1 Timothy 5:18, Pauline Authorship, and the Gospels

In 1 Timothy 5:18 it says:

For the Scripture says, “You shall not muzzle an ox when it treads out the grain,” and,“The laborer deserves his wages.”

One text quoted is from the Jewish Scriptures. The other is a saying attributed to Jesus in the Gospels.

And so the author of this text, not only do one or more written Gospels exist, but they are being viewed as Scripture.

There could perhaps be other explanations of what we find here – that a saying of Jesus was misremembered as being from the Hebrew Bible. But if it is deemed more likely that the author intends to refer to Gospels as part of the Scriptures, then given the absence of reference to written Gospels in the authentic letters of Paul, positing that Paul actually wrote 1 Timothy seems particularly difficult.

There are certainly ways of avoiding this conclusion, but it isn’t clear to me that any of them seem to provide a more probable reading of the evidence than what I’ve outline above.

What do others think?

 

  • Keen Reader

    Who do you posit as writing I Tim. (and II Tim.)?

    • http://www.patheos.com/blogs/exploringourmatrix/ James F. McGrath

      No idea.

    • http://jamesdowden.wordpress.com/ James Dowden

      Campenhausen thought it was Polycarp. It seems the right sort of time and milieu, even if it wasn’t him himself.

      • Keen Reader

        Thanks. I know nothing about this topic and thought there might be various ideas floating around scholarly circles. [I can't remember what Bart Erhman says about it and that's almost all I've read, apart from Metzger's NT introduction years ago.]

  • Jon Weatherly

    David Wenham argues for many more references to the gospel tradition in the Pauline letters than is often noted.
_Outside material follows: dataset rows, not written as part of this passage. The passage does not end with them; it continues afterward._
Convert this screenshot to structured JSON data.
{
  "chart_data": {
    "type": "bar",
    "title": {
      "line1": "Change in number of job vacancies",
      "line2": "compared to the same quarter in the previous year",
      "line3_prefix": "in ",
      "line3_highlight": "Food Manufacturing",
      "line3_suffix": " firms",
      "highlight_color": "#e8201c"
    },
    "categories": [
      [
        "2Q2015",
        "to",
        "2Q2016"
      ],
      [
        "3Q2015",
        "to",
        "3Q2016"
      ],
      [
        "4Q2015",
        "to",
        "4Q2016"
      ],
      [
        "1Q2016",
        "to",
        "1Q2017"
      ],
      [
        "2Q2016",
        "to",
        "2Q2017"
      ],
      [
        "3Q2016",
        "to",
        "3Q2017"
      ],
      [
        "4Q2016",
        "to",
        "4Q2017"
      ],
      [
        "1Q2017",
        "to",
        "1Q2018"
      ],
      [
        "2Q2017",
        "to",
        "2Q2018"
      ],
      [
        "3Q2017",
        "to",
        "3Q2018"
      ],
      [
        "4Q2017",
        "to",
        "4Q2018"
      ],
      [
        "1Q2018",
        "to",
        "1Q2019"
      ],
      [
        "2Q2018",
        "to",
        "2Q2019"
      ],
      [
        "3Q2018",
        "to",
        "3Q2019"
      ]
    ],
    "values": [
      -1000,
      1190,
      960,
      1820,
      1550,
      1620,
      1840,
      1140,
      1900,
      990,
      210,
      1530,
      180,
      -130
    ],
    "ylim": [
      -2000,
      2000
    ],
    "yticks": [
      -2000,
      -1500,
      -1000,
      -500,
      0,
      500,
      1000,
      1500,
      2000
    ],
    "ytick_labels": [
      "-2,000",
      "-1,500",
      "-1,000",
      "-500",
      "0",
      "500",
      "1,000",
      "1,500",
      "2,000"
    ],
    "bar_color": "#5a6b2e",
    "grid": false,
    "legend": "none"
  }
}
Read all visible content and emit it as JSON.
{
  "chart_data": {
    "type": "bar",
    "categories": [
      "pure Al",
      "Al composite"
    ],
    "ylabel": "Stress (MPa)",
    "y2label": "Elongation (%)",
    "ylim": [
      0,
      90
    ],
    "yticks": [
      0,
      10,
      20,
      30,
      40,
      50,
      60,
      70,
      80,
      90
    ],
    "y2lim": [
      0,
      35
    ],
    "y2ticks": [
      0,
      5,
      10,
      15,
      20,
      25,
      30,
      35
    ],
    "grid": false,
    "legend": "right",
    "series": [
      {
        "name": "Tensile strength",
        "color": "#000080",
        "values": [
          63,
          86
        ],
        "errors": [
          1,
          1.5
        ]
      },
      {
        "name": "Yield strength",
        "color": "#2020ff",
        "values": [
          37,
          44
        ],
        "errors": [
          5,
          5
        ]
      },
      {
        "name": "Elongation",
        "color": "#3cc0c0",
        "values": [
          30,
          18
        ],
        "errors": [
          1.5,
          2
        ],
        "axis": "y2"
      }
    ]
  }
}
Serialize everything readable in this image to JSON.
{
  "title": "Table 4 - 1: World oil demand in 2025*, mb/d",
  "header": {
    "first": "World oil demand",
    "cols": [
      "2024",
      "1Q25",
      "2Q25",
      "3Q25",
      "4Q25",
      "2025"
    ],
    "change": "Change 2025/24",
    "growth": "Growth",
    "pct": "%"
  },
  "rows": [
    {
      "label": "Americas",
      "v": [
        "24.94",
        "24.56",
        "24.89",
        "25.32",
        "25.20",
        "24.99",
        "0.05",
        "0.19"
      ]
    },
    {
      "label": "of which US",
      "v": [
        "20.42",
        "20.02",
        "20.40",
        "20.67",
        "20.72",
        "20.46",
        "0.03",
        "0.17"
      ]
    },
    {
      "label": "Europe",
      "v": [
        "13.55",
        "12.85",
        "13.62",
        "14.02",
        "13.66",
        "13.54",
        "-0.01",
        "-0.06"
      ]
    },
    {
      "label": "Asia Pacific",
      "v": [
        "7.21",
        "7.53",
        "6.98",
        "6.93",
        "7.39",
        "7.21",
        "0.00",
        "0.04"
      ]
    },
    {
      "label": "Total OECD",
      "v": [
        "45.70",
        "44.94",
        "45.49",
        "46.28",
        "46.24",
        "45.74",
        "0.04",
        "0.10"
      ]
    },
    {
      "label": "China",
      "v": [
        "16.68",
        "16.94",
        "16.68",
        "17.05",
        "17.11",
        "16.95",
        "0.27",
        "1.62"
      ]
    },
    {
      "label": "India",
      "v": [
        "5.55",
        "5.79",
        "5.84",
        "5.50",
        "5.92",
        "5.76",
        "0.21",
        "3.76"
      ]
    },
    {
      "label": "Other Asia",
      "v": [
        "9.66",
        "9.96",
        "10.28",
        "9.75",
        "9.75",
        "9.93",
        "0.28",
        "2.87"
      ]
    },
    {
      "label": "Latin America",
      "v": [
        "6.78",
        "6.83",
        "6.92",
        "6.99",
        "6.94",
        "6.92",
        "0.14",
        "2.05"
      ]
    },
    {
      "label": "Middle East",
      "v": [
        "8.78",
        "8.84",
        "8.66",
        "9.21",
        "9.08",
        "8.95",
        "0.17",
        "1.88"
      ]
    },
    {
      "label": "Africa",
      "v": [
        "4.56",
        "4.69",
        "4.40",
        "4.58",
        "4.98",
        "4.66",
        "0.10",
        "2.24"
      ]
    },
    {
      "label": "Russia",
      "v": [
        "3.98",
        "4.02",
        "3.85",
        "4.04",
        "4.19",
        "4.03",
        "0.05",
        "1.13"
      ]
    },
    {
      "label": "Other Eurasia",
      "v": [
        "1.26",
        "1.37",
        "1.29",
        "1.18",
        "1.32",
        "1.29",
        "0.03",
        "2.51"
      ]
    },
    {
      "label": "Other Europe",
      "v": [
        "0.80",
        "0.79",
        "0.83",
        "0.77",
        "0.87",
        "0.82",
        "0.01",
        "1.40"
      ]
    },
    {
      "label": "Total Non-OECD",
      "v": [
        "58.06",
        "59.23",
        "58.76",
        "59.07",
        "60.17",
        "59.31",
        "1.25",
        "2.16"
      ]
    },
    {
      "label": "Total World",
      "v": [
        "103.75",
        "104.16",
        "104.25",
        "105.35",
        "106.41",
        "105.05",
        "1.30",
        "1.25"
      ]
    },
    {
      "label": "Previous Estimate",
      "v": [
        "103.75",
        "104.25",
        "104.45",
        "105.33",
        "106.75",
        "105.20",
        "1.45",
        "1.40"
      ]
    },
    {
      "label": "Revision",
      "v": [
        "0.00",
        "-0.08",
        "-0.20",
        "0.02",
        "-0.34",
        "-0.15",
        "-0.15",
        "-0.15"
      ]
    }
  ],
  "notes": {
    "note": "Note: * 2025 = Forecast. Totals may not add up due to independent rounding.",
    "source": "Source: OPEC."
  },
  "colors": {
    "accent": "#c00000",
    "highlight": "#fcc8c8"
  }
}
If even some of the allusions he identifies are rightly identified, then there’s more of the gospel tradition in Paul’s letters than is often allowed. In that respect, I’d modify the notion that Paul’s lack of references to Jesus tradition is a given. Still, this text is one of many issues that makes it harder to attributed the Pastorals to Paul.

  • goodacre

    Or, horror of horrors, the Pastor may be quoting from Q 10.7 and regarding Q as scripture!

    • Keen Reader

      “The Pastor” — that’s something to hold on to, even if we don’t know who it is!

  • Andrew Dowling

    It’s likely probable, but IMO there are much stronger arguments that 1 Timothy was not written by Paul than that quote.
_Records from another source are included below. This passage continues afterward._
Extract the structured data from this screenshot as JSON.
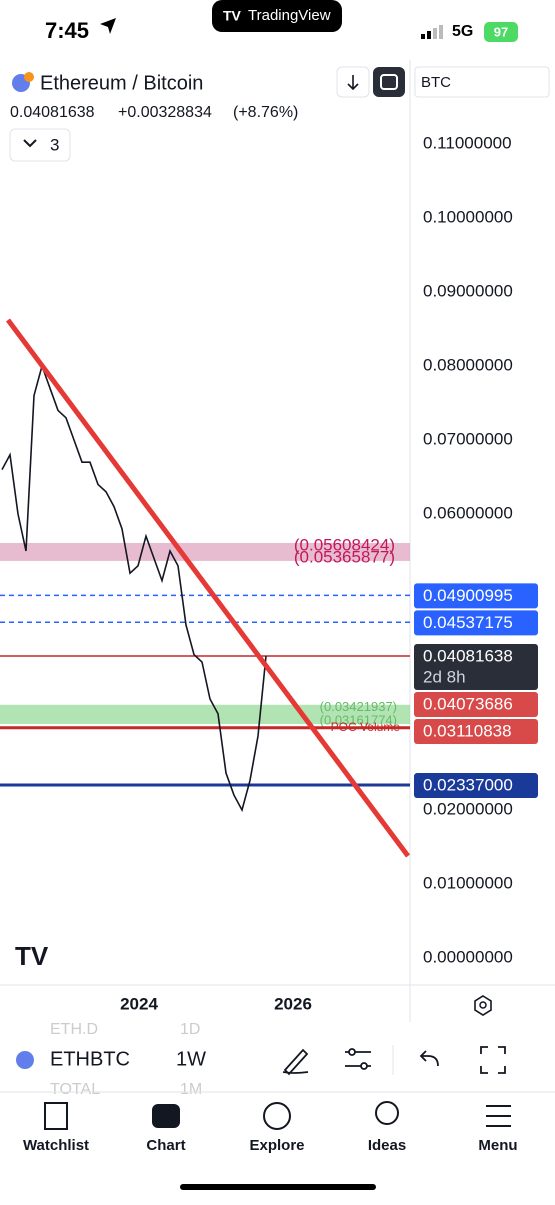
{
  "status_bar": {
    "time": "7:45",
    "app": "TradingView",
    "network": "5G",
    "battery": "97"
  },
  "header": {
    "title": "Ethereum / Bitcoin",
    "price": "0.04081638",
    "change": "+0.00328834",
    "change_pct": "(+8.76%)",
    "indicators": "3",
    "currency": "BTC"
  },
  "chart": {
    "ylim": [
      0,
      0.1182
    ],
    "yticks": [
      {
        "value": 0.11,
        "label": "0.11000000"
      },
      {
        "value": 0.1,
        "label": "0.10000000"
      },
      {
        "value": 0.09,
        "label": "0.09000000"
      },
      {
        "value": 0.08,
        "label": "0.08000000"
      },
      {
        "value": 0.07,
        "label": "0.07000000"
      },
      {
        "value": 0.06,
        "label": "0.06000000"
      },
      {
        "value": 0.02,
        "label": "0.02000000"
      },
      {
        "value": 0.01,
        "label": "0.01000000"
      },
      {
        "value": 0,
        "label": "0.00000000"
      }
    ],
    "price": [
      0.066,
      0.068,
      0.06,
      0.055,
      0.076,
      0.08,
      0.077,
      0.074,
      0.073,
      0.07,
      0.067,
      0.067,
      0.064,
      0.063,
      0.061,
      0.058,
      0.052,
      0.053,
      0.057,
      0.054,
      0.051,
      0.055,
      0.053,
      0.045,
      0.041,
      0.04,
      0.035,
      0.033,
      0.025,
      0.022,
      0.02,
      0.024,
      0.03,
      0.0408
    ],
    "zones": [
      {
        "top": {
          "value": 0.05608424,
          "label": "(0.05608424)"
        },
        "bottom": {
          "value": 0.05365877,
          "label": "(0.05365877)"
        },
        "color": "#d98fb0"
      },
      {
        "top": {
          "value": 0.03421937,
          "label": "(0.03421937)"
        },
        "bottom": {
          "value": 0.03161774,
          "label": "(0.03161774)"
        },
        "color": "#7fd17f"
      }
    ],
    "poc_label": "POC Volume",
    "levels": [
      {
        "value": 0.04900995,
        "label": "0.04900995",
        "color": "#2962ff",
        "line": "dashed"
      },
      {
        "value": 0.04537175,
        "label": "0.04537175",
        "color": "#2962ff",
        "line": "dashed"
      },
      {
        "value": 0.04081638,
        "label": "0.04081638",
        "sublabel": "2d 8h",
        "color": "#2a2e39",
        "line": "thin"
      },
      {
        "value": 0.04073686,
        "label": "0.04073686",
        "color": "#d84a4a",
        "line": "none"
      },
      {
        "value": 0.03110838,
        "label": "0.03110838",
        "color": "#d84a4a",
        "line": "thick"
      },
      {
        "value": 0.02337,
        "label": "0.02337000",
        "color": "#1a3a9a",
        "line": "thick"
      }
    ],
    "x_labels": [
      "2024",
      "2026"
    ]
  },
  "toolbar": {
    "symbol": "ETHBTC",
    "interval": "1W",
    "ghost_symbols": [
      "ETH.D",
      "TOTAL"
    ],
    "ghost_intervals": [
      "1D",
      "1M"
    ]
  },
  "tabs": [
    "Watchlist",
    "Chart",
    "Explore",
    "Ideas",
    "Menu"
  ]
}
  • http://againstjebelallawz.wordpress.com/ Enopoletus Harding
  • Parableman

    At best, this doesn’t show that it’s not Paul, just that it’s written later than the other Pauline letters. Why couldn’t that time pass and then the growing consensus of gospel teachings as scripture be something Paul could have held too? And there’s no reason to think the gospels must have been all written after Paul’s death, since there’s tradition supporting the possibility that people he knew well were involved in writing them.

    But I don’t think it even requires a time gap. Why couldn’t Paul think something that he only mentions in one or two letters? This isn’t a very strong argument. Stephen King writes novels now and then that are very different from his other works. Scholars write books about topics that aren’t their standard schtick. We have to assume everything someone writes is like everything else they write for these sorts of arguments to have any force, and that assumption is just not true.

    • http://www.patheos.com/blogs/exploringourmatrix/ James F. McGrath

      It is not impossible that the Gospels were written prior to Paul’s death, but that doesn’t make it probable. You would need to make a case for what that is them more likely scenario. That new texts were produced and immediately or quickly regarded as Scripture is precisely the sort of unprecedented event that one would expect to be mentioned, is it not?

      The issue is not that authors always write in the same way, but that something that is surprisingly different, in a letter that is full of things that are surprisingly different, in a context in which forgery was common, has to be treated with the same appropriate level of suspicion that historians will apply to any other similar cases.

      • EarBucket

        I don’t think Paul wrote 1 Timothy (maybe 2 Timothy, though) but it could maybe be argued that he’s quoting Q here as opposed to one of the canonical gospels.

  • http://www.gentlewisdom.org/ Peter Kirk

    Would you take it as a general principle that if, in a certain body of writing, there is just one reference to some other body of writing, that is evidence that the passage containing the reference is not authentic? That would seem to be an extremely dubious criterion. Yet isn’t it the one you are using here?

    • http://www.patheos.com/blogs/exploringourmatrix/ James F. McGrath

      I don’t think that is the criterion I am using – I certainly hope it isn’t! One may only mention a text one knows on a single occasion, or often, or never. But given that Paul refers to Scripture regularly, and to Jesus regularly, I believe it is reasonable to infer that, if Paul knew of a collection of information about Jesus that he viewed as Scripture, we would expect to encounter that more frequently.